1.
The first time I met Ted Esposito
his eyes were darkened within their sockets,
story was that a woman he had been involved
with had left him, and he bore the wound
visibly, the way grace is achieved through
the hard love of humility, in quietude.
He was a masseuse, who worked
in New York three days a week, and he was
dedicated to Zen, had a teacher
from the East, in a zendo in the city.
The progress Ted made in his practice
outdistanced all speculation, he began to walk
with an inner glow about him. His balance
was such that when you stood and spoke
with him, he embraced you with the harmony
that vibrated within him.
His roshi in the city was so jealous
of the level of the satori he attained that their
relationship suffered because of it.
Ted described his experience of meditation
as a circle, pointing to the wood of the front
counter of the bookstore, saying, When you
begin, there is just the wood; and half-way
into it, you begin to see through the wood
itself; and then if you have the experience of
satori, the wood becomes the wood, again.
2.
The last time I saw Ted Esposito, it was
standing at the walk light at the corner
of Temple and Crown, that is the second
windiest corner in New Haven—the first
being a block up, at the corner of Temple
and Chapel, as the winds channel
unimpeded through the concrete tunnels,
fashioned by the buildings along
the streets, all the way down to the harbor,
especially in winter. But now the pink
and white dogwood were in bloom all over
campus—true augurs of spring, lending
definition to the concept of commencement.

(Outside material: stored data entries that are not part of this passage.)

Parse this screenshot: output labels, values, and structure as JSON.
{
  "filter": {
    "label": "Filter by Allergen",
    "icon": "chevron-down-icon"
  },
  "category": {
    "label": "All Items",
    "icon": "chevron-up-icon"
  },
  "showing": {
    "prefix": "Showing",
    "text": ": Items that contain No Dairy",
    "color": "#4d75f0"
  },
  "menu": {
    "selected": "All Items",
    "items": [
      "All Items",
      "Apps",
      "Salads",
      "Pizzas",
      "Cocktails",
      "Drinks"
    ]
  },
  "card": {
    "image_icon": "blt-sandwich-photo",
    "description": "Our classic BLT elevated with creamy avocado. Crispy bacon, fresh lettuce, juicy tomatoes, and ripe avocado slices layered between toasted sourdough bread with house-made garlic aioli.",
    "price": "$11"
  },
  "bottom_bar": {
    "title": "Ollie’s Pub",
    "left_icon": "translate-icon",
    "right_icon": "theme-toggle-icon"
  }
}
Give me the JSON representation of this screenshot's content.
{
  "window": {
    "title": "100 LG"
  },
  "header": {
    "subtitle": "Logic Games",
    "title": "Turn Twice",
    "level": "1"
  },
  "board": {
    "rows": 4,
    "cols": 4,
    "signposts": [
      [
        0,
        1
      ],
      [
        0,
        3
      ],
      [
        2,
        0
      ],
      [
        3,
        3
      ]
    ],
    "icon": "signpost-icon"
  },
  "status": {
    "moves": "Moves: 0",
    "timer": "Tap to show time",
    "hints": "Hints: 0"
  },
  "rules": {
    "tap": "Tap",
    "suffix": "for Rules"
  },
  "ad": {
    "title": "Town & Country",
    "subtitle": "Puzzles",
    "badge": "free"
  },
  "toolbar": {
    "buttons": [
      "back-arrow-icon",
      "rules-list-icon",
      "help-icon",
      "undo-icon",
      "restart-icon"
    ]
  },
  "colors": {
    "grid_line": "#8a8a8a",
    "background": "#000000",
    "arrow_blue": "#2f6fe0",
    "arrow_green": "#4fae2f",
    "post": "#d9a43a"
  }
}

Ted suggested to me that Zen meditation
may not be my own way to realize
enlightenment; but, added, not unlike
the breakthrough Whitman experienced,
that a devotion to writing, just might
be the way—and as I turned to answer him,
he had vanished, disappearing as Han-Shan
did on Cold Mountain, as I looked one way,
then another—hearing only in the echo
of his voice, a cosmic
laughter bouncing off of the brownstones.